In [5]:
# DATA2001 Week 9 Tutorial
# Material last updated: 26 Apr 2023
# Note: this notebook was designed with the Roboto Condensed font, which can be installed here: https://www.1001fonts.com/roboto-condensed-font.html

from IPython.display import HTML
HTML('''
    <style> body {font-family: "Roboto Condensed Light", "Roboto Condensed";} h2 {padding: 10px 12px; background-color: #E64626; position: static; color: #ffffff; font-size: 40px;} .text_cell_render p { font-size: 15px; } .text_cell_render h1 { font-size: 30px; } h1 {padding: 10px 12px; background-color: #E64626; color: #ffffff; font-size: 40px;} .text_cell_render h3 { padding: 10px 12px; background-color: #0148A4; position: static; color: #ffffff; font-size: 20px;} h4:before{ 
    content: "@"; font-family:"Wingdings"; font-style:regular; margin-right: 4px;} .text_cell_render h4 {padding: 8px; font-family: "Roboto Condensed Light"; position: static; font-style: italic; background-color: #FFB800; color: #ffffff; font-size: 18px; text-align: center; border-radius: 5px;}input[type=submit] {background-color: #E64626; border: solid; border-color: #734036; color: white; padding: 8px 16px; text-decoration: none; margin: 4px 2px; cursor: pointer; border-radius: 20px;}</style>
''')

# Week 9 - Spatial Data

This week's tutorial extends beyond the world of simple data types and into the realm of **geo-spatial data**. Today we'll be covering the basic types, how to ingest it from different sources (shape files, geoJSON, web APIs) and then querying it in PostGIS - a spatial database extension for PostgreSQL.

## 1. Introduction to Spatial Data

While geospatial data can exist in many forms (e.g. just 'latitude' and 'longitude' fields technically constitute spatial information), the **shapefile** is the most common data format for geographic information. It is a complex format, often involving multiple files. We've provided a simple "world" shapefile containing basic shapes of most international countries, which contains the following files:

| file | purpose |
| :--- | :--- |
| world.shp | the feature geometry itself |
| world.shx | positional indexes to speed things up |
| world.dbf | the other attributes |

These are just some of many other files that together can comprise a shapefile - see the [wiki](https://en.wikipedia.org/wiki/Shapefile) for more information.

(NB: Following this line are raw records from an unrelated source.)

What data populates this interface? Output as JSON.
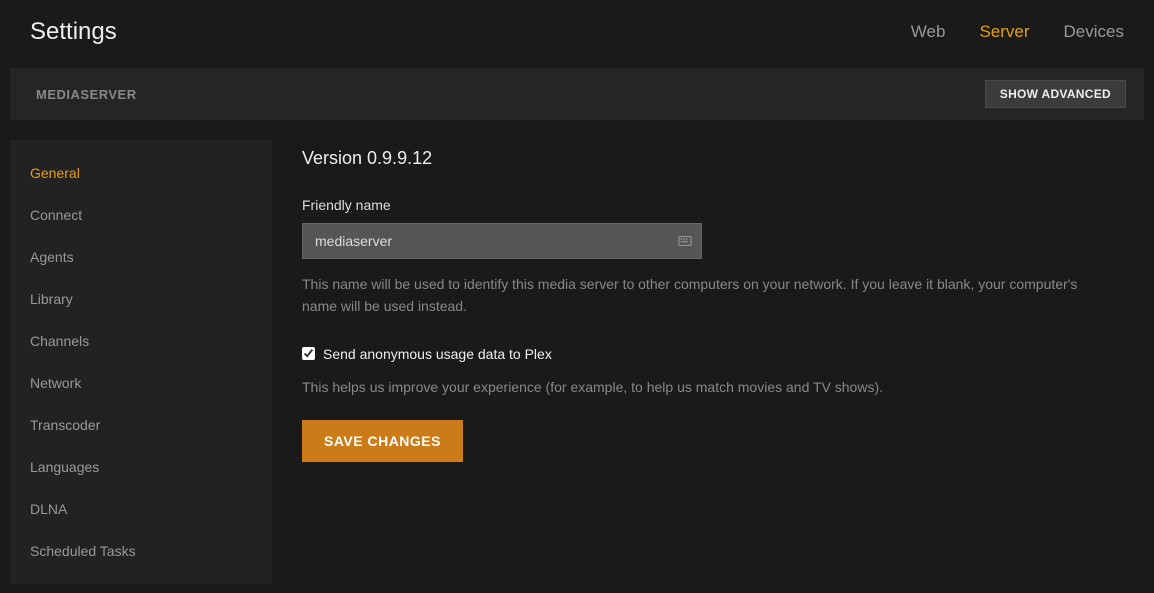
{
  "header": {
    "title": "Settings",
    "nav": [
      {
        "label": "Web",
        "active": false
      },
      {
        "label": "Server",
        "active": true
      },
      {
        "label": "Devices",
        "active": false
      }
    ]
  },
  "subheader": {
    "title": "MEDIASERVER",
    "show_advanced_label": "SHOW ADVANCED"
  },
  "sidebar": {
    "items": [
      {
        "label": "General",
        "active": true
      },
      {
        "label": "Connect",
        "active": false
      },
      {
        "label": "Agents",
        "active": false
      },
      {
        "label": "Library",
        "active": false
      },
      {
        "label": "Channels",
        "active": false
      },
      {
        "label": "Network",
        "active": false
      },
      {
        "label": "Transcoder",
        "active": false
      },
      {
        "label": "Languages",
        "active": false
      },
      {
        "label": "DLNA",
        "active": false
      },
      {
        "label": "Scheduled Tasks",
        "active": false
      }
    ]
  },
  "main": {
    "version_label": "Version 0.9.9.12",
    "friendly_name": {
      "label": "Friendly name",
      "value": "mediaserver",
      "help": "This name will be used to identify this media server to other computers on your network. If you leave it blank, your computer's name will be used instead."
    },
    "anon_data": {
      "checked": true,
      "label": "Send anonymous usage data to Plex",
      "help": "This helps us improve your experience (for example, to help us match movies and TV shows)."
    },
    "save_label": "SAVE CHANGES"
  }
}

### 1.1 Shapefiles and Polygons

Firstly, we'll have to leverage a couple new packages.
- Pandas has an extension named **GeoPandas**, intended for querying spatial data
- **Shapely** is a crucial package for interpreting and manipulating geometries
- **Geoalchemy** is a support library for SQLAlchemy (which we've used before), allowing spatial databases

Install these as per usual in your command line window (e.g. `pip3 install geopandas`).

In [6]:
import pandas as pd
import geopandas as gpd
from shapely.geometry import Point, Polygon, MultiPolygon
from geoalchemy2 import Geometry, WKTElement
import matplotlib.pyplot as plt

Loading in the shapefile is quite simple when done through GeoPandas, working much like Pandas reads in CSVs.

Note the cell below assumes the `data.zip` has been downloaded from Canvas, and unpacked in the same directory as this notebook (i.e. there exists a 'data' folder containing the shapefile folders).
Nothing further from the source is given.